Too many women are neglecting an important subject as they age: how much money will they need, how much do they have, and what arrangements have they made to take care of themselves.
This is not an easy subject to discuss, but it is one that cannot be ignored. Thousands of women find themselves caring for elderly relatives and their own children at the same time, trying to juggle responsibilities and still have enough money to meet their needs. Cynthia Housell, a Washington DC lawyer runs WISER, Women’s Institute for a Secure Retirement. This nonprofit focuses on helping women reverse the inequities that can burden women in later life. Realizing that any woman can find herself without enough money because she is single or divorced or widowed or simply didn’t plan properly, Hounsell counsels women based on her own mother’s experience with a disabled husband. She says too many women don’t understand their rights regarding social security, Medicare and a spouse’s pension. This applies to all women, whether they work outside the home or not.
Of course, readers of this column know better, but the women in our mother’s and grandmother’s generation may not be so fortunate. If you want to start there, here is some of Cynthia’s advice.
Five Questions to Ask Your Mother or Grandmother
The huge boomer generation now spans the ages of 45 to 64 – and most of their parents are in their 70s and 80s. The Women's Institute for a Secure Retirement (WISER) recommends that boomers ask their senior relatives the following questions:
1. Can you make ends meet?
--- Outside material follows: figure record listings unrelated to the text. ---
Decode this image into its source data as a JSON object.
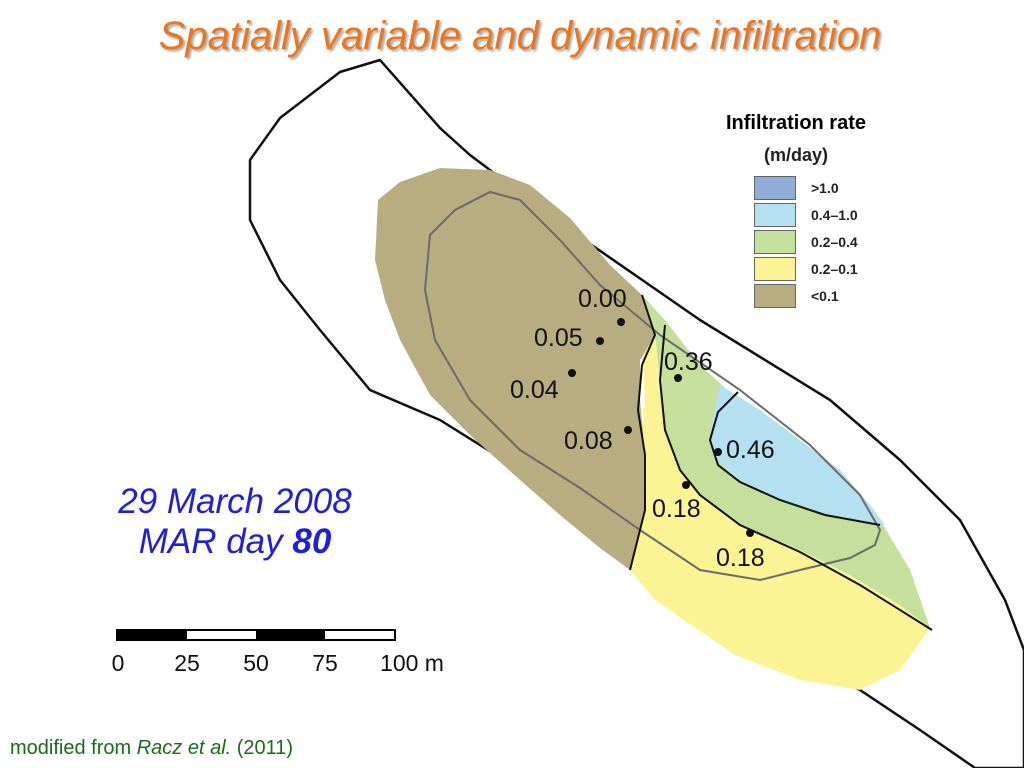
{
  "slide": {
    "title": "Spatially variable and dynamic infiltration"
  },
  "legend": {
    "title": "Infiltration rate",
    "units": "(m/day)",
    "items": [
      {
        "label": ">1.0",
        "color": "#8fadd6"
      },
      {
        "label": "0.4–1.0",
        "color": "#b5e0ef"
      },
      {
        "label": "0.2–0.4",
        "color": "#c5df9d"
      },
      {
        "label": "0.2–0.1",
        "color": "#fbf394"
      },
      {
        "label": "<0.1",
        "color": "#b8ad80"
      }
    ]
  },
  "measurements": [
    {
      "value": "0.00"
    },
    {
      "value": "0.05"
    },
    {
      "value": "0.04"
    },
    {
      "value": "0.08"
    },
    {
      "value": "0.36"
    },
    {
      "value": "0.46"
    },
    {
      "value": "0.18"
    },
    {
      "value": "0.18"
    }
  ],
  "date_info": {
    "date": "29 March 2008",
    "mar_day_label": "MAR day",
    "mar_day_value": "80"
  },
  "scale": {
    "ticks": [
      "0",
      "25",
      "50",
      "75",
      "100 m"
    ],
    "segment_colors": [
      "#000000",
      "#ffffff",
      "#000000",
      "#ffffff"
    ]
  },
  "credit": {
    "prefix": "modified from",
    "authors": "Racz et al.",
    "year": "(2011)"
  },
  "colors": {
    "title": "#e87722",
    "date_text": "#1f1fd6",
    "credit_text": "#1a6b1a",
    "outline": "#111111"
  }
}
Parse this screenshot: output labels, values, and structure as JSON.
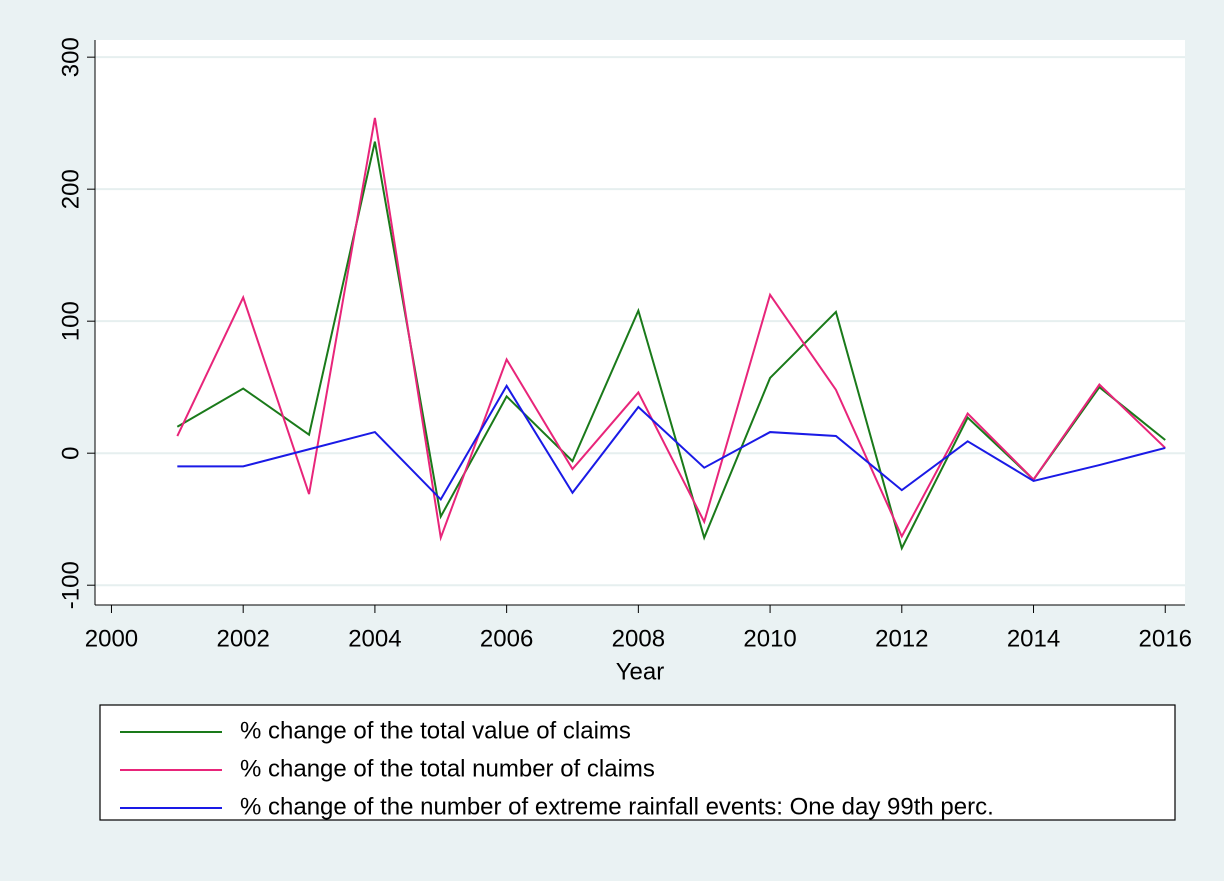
{
  "chart_data": {
    "type": "line",
    "x_label": "Year",
    "x": [
      2001,
      2002,
      2003,
      2004,
      2005,
      2006,
      2007,
      2008,
      2009,
      2010,
      2011,
      2012,
      2013,
      2014,
      2015,
      2016
    ],
    "series": [
      {
        "name": "% change of the total value of claims",
        "color": "#1a7a1a",
        "values": [
          20,
          49,
          14,
          236,
          -48,
          43,
          -6,
          108,
          -64,
          57,
          107,
          -72,
          27,
          -20,
          50,
          10
        ]
      },
      {
        "name": "% change of the total number of claims",
        "color": "#e8257a",
        "values": [
          13,
          118,
          -31,
          254,
          -64,
          71,
          -12,
          46,
          -52,
          120,
          48,
          -63,
          30,
          -20,
          52,
          4
        ]
      },
      {
        "name": "% change of the number of extreme rainfall events: One day 99th perc.",
        "color": "#1a1ae6",
        "values": [
          -10,
          -10,
          3,
          16,
          -35,
          51,
          -30,
          35,
          -11,
          16,
          13,
          -28,
          9,
          -21,
          -9,
          4
        ]
      }
    ],
    "xlim": [
      1999.75,
      2016.3
    ],
    "xticks": [
      2000,
      2002,
      2004,
      2006,
      2008,
      2010,
      2012,
      2014,
      2016
    ],
    "ylim": [
      -115,
      313
    ],
    "yticks": [
      -100,
      0,
      100,
      200,
      300
    ],
    "grid": true
  }
}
Are you worried about depleting your savings?
Many older people worry about whether they will outlive their savings and not have sufficient resources at the end of their lives.
2. Do you have a competent tax and financial advisor?
Especially in these trying and confusing economic times, good professional advice can be crucial to women before and after retirement to avoid the costly mistakes that rob them of the chances to maximize their savings and assets.
3. Are you struggling with prescription drug costs?
It is not unusual for elders to have thousands of dollars in annual prescription drug costs. Health care expenses are a major cause of depleted financial resources for older women as well as a cause of ill health because people put off getting medical care.
4. Are you getting all the medical care you need?
In addition to the burden of prescription drug coverage, many older adults skip important preventive or other medically necessary care because they can't afford the out-of-pocket costs not covered by Medicare.
5. Have you been approached to get involved in charitable contributions, investment schemes, business ventures or loans that seem questionable?
Incidents of fraud and other kinds of financial abuse are common among trusting and unsuspecting elders.